Par Matthieu Beigbeder et Dalya Daoud

Il sera décerné pour la première fois. Le label « French Tech » est destiné à « positionner la France sur la carte du monde des principales nations numériques ». En plus du Grand Lyon, six autres métropoles régionales ont également déposé une candidature : Aix-Marseille-Provence, Lille, Nantes, Montpellier, Toulon et Rouen. Mulhouse et Strasbourg feront candidature commune. Grenoble serait sur les rangs aussi.

Le quartier Confluence, l’un des pôles numériques dans la candidature de Lyon au label « French Tech ». Crédit : Hugo Lautissier/Rue89Lyon.

Cette fois, contrairement au titre de Cité de la gastronomie qui ne rapportait pas un kopeck, en cas de victoire, les entreprises privées des territoires labellisés se verront attribuer une enveloppe de la banque publique d’investissement (BPI) de 200 millions d’euros. À Lyon, on dénombre une quarantaine de projets, pour la plupart des « accélérateurs de startups », potentiellement candidats à l’investissement de la BPI.

À terme, un retour sur investissement est attendu par la BPI, contrairement aux 15 millions d’euros versés par l’Agence française pour les investissements internationaux (AFII), qui visent, eux, à financer « une campagne de promotion internationale ».

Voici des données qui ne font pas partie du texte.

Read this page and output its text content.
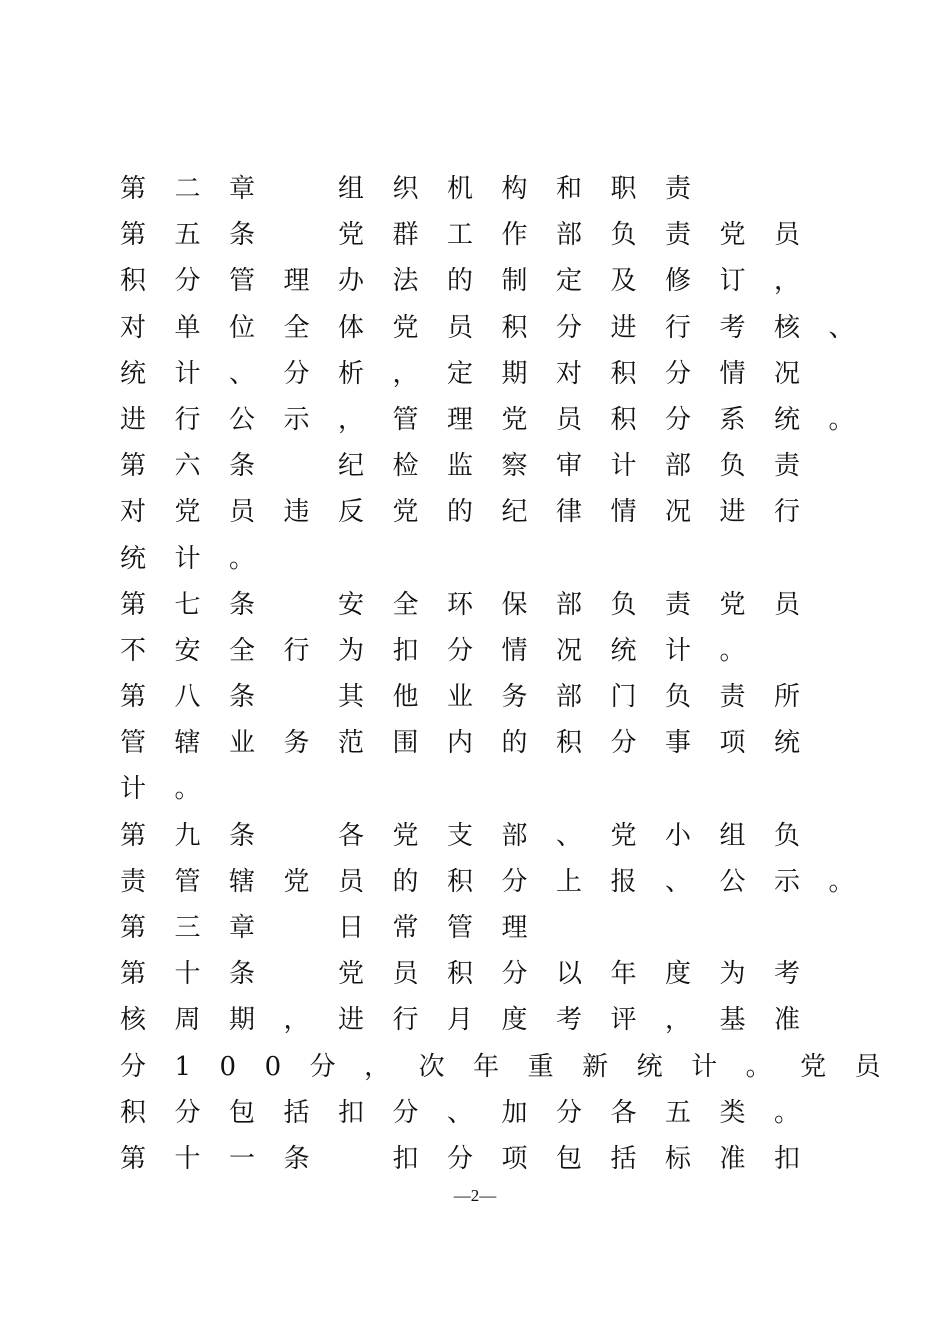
第二章　组织机构和职责
第五条　党群工作部负责党员
积分管理办法的制定及修订，
对单位全体党员积分进行考核、
统计、分析，定期对积分情况
进行公示，管理党员积分系统。
第六条　纪检监察审计部负责
对党员违反党的纪律情况进行
统计。
第七条　安全环保部负责党员
不安全行为扣分情况统计。
第八条　其他业务部门负责所
管辖业务范围内的积分事项统
计。
第九条　各党支部、党小组负
责管辖党员的积分上报、公示。
第三章　日常管理
第十条　党员积分以年度为考
核周期，进行月度考评，基准
分100分，次年重新统计。党员
积分包括扣分、加分各五类。
第十一条　扣分项包括标准扣
—2—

Un jury international de sélection se réunira en septembre prochain pour statuer sur les candidatures présentées. Le Grand Lyon espère une labellisation effective dans le « dernier quadrimestre » de cette année. D’ici trois ans, l’objectif de la métropole lyonnaise est de présenter 100 nouvelles startups chaque année au sein  d’un « dispositif d’accélération ».

 

Plus de 4000 entreprises numériques dans le Grand Lyon

Dans le cahier des charges présenté par le ministère du Redressement productif, pour être labellisée « French Tech », une métropole devra présenter et défendre cinq points majeurs tournant autour de son économie numérique :

  • « Un écosystème entrepreneurial numérique existant parmi les plus remarquables en France »
  • « Une stratégie ambitieuse de développement de cet écosystème »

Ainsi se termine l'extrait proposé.